In another one of his studies, Dr. Pennebaker found that only those who did their expressive writing about both the facts of a trauma and their emotions surrounding it gained health benefits, whereas those who wrote solely about facts or exclusively about emotions did not.
Is this to say that intense expressive writing is the only way to journal and receive benefits? Definitely not! In fact, Julia Cameron, author of the seminal book The Artist’s Way, would argue the opposite. According to Cameron, with whom DailyOM spoke for this article, scrawling about superficial thoughts is the key to escaping the bog of our intrusive thoughts and unlocking our creativity.
Journaling Your Way to Creativity
The artist, writer, and journalist invented a practice called the Morning Pages, a stream-of-consciousness style of writing that helps you to purge your trivial concerns and make way for creativity. Cameron says that the Morning Pages need to be done every day as soon as you wake up and handwritten on three sides of 8 1/2 x 11 paper.
“The Morning Pages serve you in all arenas of your life,” she says. “In them you provoke, clarify, comfort, cajole, prioritize, and synchronize the day at hand. The Pages perform what I call ‘spiritual chiropractic’ — addressing issues that need attention.”
In more practical terms, this practice frees up mental space for the thoughts that actually serve us. “It is very difficult to complain about a situation morning after morning, month after month, without being moved to constructive action,” she writes in The Artist’s Way.
How Often to Write
While Cameron advocates for writing about superficial topics every day, Dr.
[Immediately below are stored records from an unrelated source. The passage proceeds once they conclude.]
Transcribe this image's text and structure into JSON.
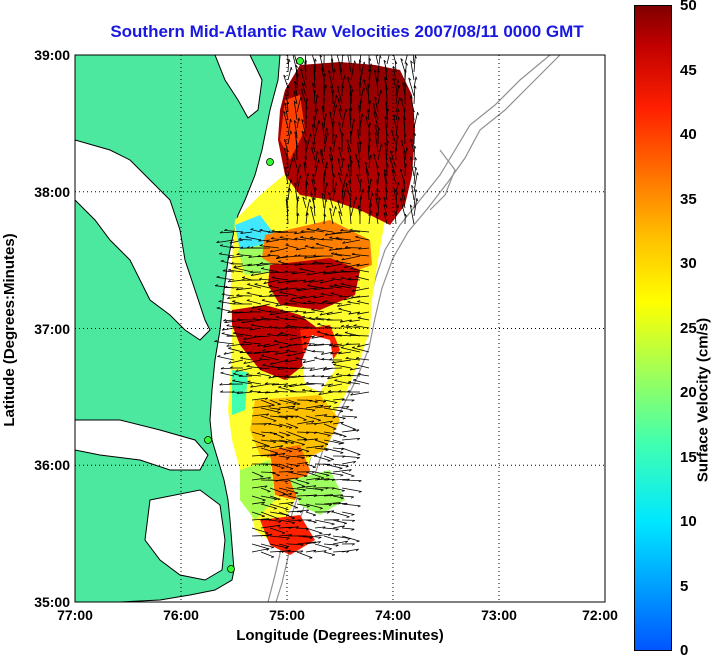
{
  "title": "Southern Mid-Atlantic Raw Velocities 2007/08/11 0000 GMT",
  "axes": {
    "xlabel": "Longitude (Degrees:Minutes)",
    "ylabel": "Latitude (Degrees:Minutes)",
    "x_ticks": [
      "77:00",
      "76:00",
      "75:00",
      "74:00",
      "73:00",
      "72:00"
    ],
    "y_ticks": [
      "39:00",
      "38:00",
      "37:00",
      "36:00",
      "35:00"
    ]
  },
  "colorbar": {
    "label": "Surface Velocity (cm/s)",
    "ticks": [
      "50",
      "45",
      "40",
      "35",
      "30",
      "25",
      "20",
      "15",
      "10",
      "5",
      "0"
    ]
  },
  "colors": {
    "land": "#4de8a0",
    "coast_line": "#000000",
    "bathymetry": "#909090",
    "title": "#1818e0"
  }
}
Pennebaker is against expressive writing as a daily practice. “This is not diary writing, so I don't recommend doing this all the time,” he says. That’s because spending too much time writing about negative emotions has actually been shown to perpetuate those feelings and result in more doctor visits. “Rather, use expressive writing to deal with a particular issue, and then move on,” he says.
You can still write about your emotions every day. The study above found that moving from emotions to thoughts can help you to grow from your trauma. In other words, describe your emotions and then write about future possibilities and what you’re grateful for.
Finding a Journaling Method
Dr. Pennebaker encourages you to experiment and find what feels best for you. “There's not one true way,” he says. “Sometimes writing three to four times, 15 to 20 minutes a day, works quite well. But some people like to write more briefly or for longer times. Also, experiment with how you write.” If you’re not into old-school pen-and-paper journaling and feel more at home around technology, you’re in luck. “Studies show that both handwriting and typing work just fine. Writing on your smartphone can work well, too,” Dr. Pennebaker says. “The important issue is to put your thoughts and feelings into words.”
The Best Journaling Practice Is One That Works Best for You
If you’re confused by all the different advice on journaling, don’t worry. The takeaway here is that there is no right or wrong way to journal. Start with whatever practice feels right for you — whether that means committing to Cameron’s Morning Pages, sitting down for an intense expressive writing session three times a week, or bullet-journaling in your Notes app. You can even dust off that old diary in your bedside table and pick up right where you left off! However you choose to journal, you’ll be powerfully rewarded for your efforts.